Image credit: Tristan Selden and Amy George

The Gilbert and Sullivan Society is a steady presence in Cambridge theatre, but one that doesn’t get much coverage considering its unusual focus. Gilbert and Sullivan were a libretti and composer duo who created comic operas - it’s quite a niche and specialised area to devote yourself to, but talking to director Zoe Morris about her upcoming production of HMS Pinafore, it strikes me as one that deserves more appreciation by the wider Cambridge community. 

The Gilbert and Sullivan Society puts on around one show a term, and although these don’t have to be Gilbert and Sullivan productions they tend to be in the same style. Zoe explains the reason she applied to direct this specific operetta is because HMS Pinafore and The Pirates of Penzance (last term’s Gilbert and Sullivan production) were her “favourite ones.” She talks me through the plot in a bit more detail. “It’s set at the end of the 1800s, and it’s about Ralph Rackstraw, a common sailor aboard a ship, who falls in love with the captain’s daughter.” Comical as it may seem, Zoe is also keen to highlight it’s underlying message. “The whole thing is about how hierarchy works, how class conflict is overcome.” 

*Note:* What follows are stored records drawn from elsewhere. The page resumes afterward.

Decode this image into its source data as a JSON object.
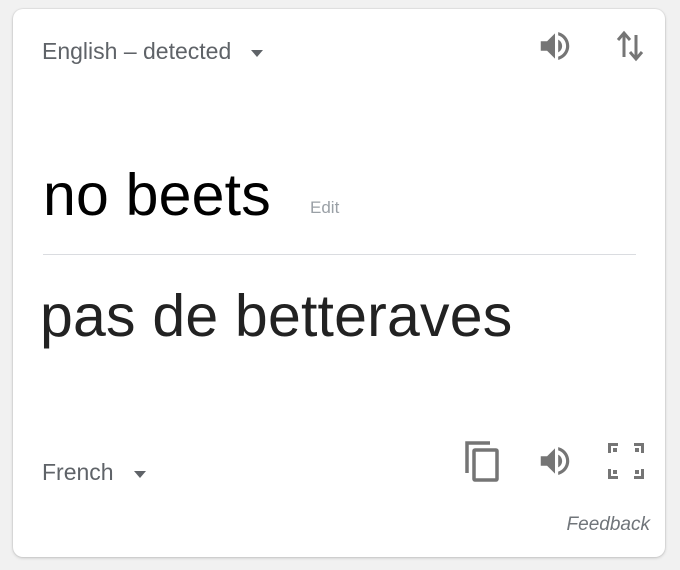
{
  "source": {
    "language_label": "English – detected",
    "text": "no beets",
    "edit_label": "Edit"
  },
  "target": {
    "language_label": "French",
    "text": "pas de betteraves"
  },
  "footer": {
    "feedback_label": "Feedback"
  },
  "icons": {
    "source_speaker": "speaker-icon",
    "swap": "swap-languages-icon",
    "copy": "copy-icon",
    "target_speaker": "speaker-icon",
    "fullscreen": "fullscreen-icon"
  },
  "colors": {
    "icon": "#757575",
    "muted_text": "#5f6368",
    "edit_text": "#9aa0a6",
    "divider": "#dadce0"
  }
}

Her two main leads, the captain’s daughter Josephine and Ralph Rackstraw, are played by Tiffany Charnley and Max Noble respectively. I was lucky enough to sit in on part of their rehearsal, where I was absolutely stunned by Tiffany’s vocal talent, and afterwards was able to ask them a bit about their involvement in operetta. Zoe clarifies what it actually involves: “It’s an operetta rather than an opera because it does have speech in it, it’s not purely singing.” Max is keen to point out the satirical tone Gilbert and Sullivan productions take in particular, stressing how the duo “were effectively taking the mickey out of Mozart and high opera tradition. It’s very catchy.” When I ask a bit about how they stumbled upon such an interesting art form, Tiffany reveals that she’s never really done Gilbert and Sullivan until the beginning of this year. “But I really enjoyed it: all the cast was so friendly that I decided I wanted to be a part of this show as well.” 

Although Zoe takes a character-driven approach to her directing, encouraging the actors to explore the possible motives their characters might have for acting in a certain manner in an attempt to enrich the subtleties of the original characters, what stands out in this rehearsal is the sheer vocal talent of her cast. In a solo song rehearsal, Zoe works with Tiffany to use emotive responses to amplify this rich talent, and combined with scenery and costumes I envision the performance being breathtaking. With a show so heavily focused on the music, I’m intrigued about the way Zoe incorporates a performative element. “A lot of time when I hear this music, and even when I’ve seen professional versions, the chorus stands still,” explains Zoe. “It’s not very visually interesting. I tried to use props and have people playing around with the set. The chorus are all moving around and have something to do - it’s part of why we’ve given them all names and a backstory.”

Finally, I ask Zoe about the vocal training and experience of her clearly talented cast. “Some of them have done classical acting as well,” she explains. “Different groups do different things, and lots of people cross over between groups. We’ve got such high talent from choral scholars and people in choirs, but I was surprised about how good the acting talent was as well. We’ve been lucky to find so many people good at both.” 

In Cambridge theatre in general, the operetta is a form somewhat overlooked, and if you’re looking to remedy that then you could certainly do worse than give HMS Pinafore a try. The cast are certainly very excited about it: “it’s a really good sing, and so much fun to be in,” Tiffany says, and Max agrees. “I hadn’t done any theatre for a while before this, I loved coming into the first rehearsal and the camaraderie of it all. It’s so catchy and so fun!” 

HMS Pinafore plays at the West Road Concert Hall Thursday 9 - Saturday 11 February, 7.45pm.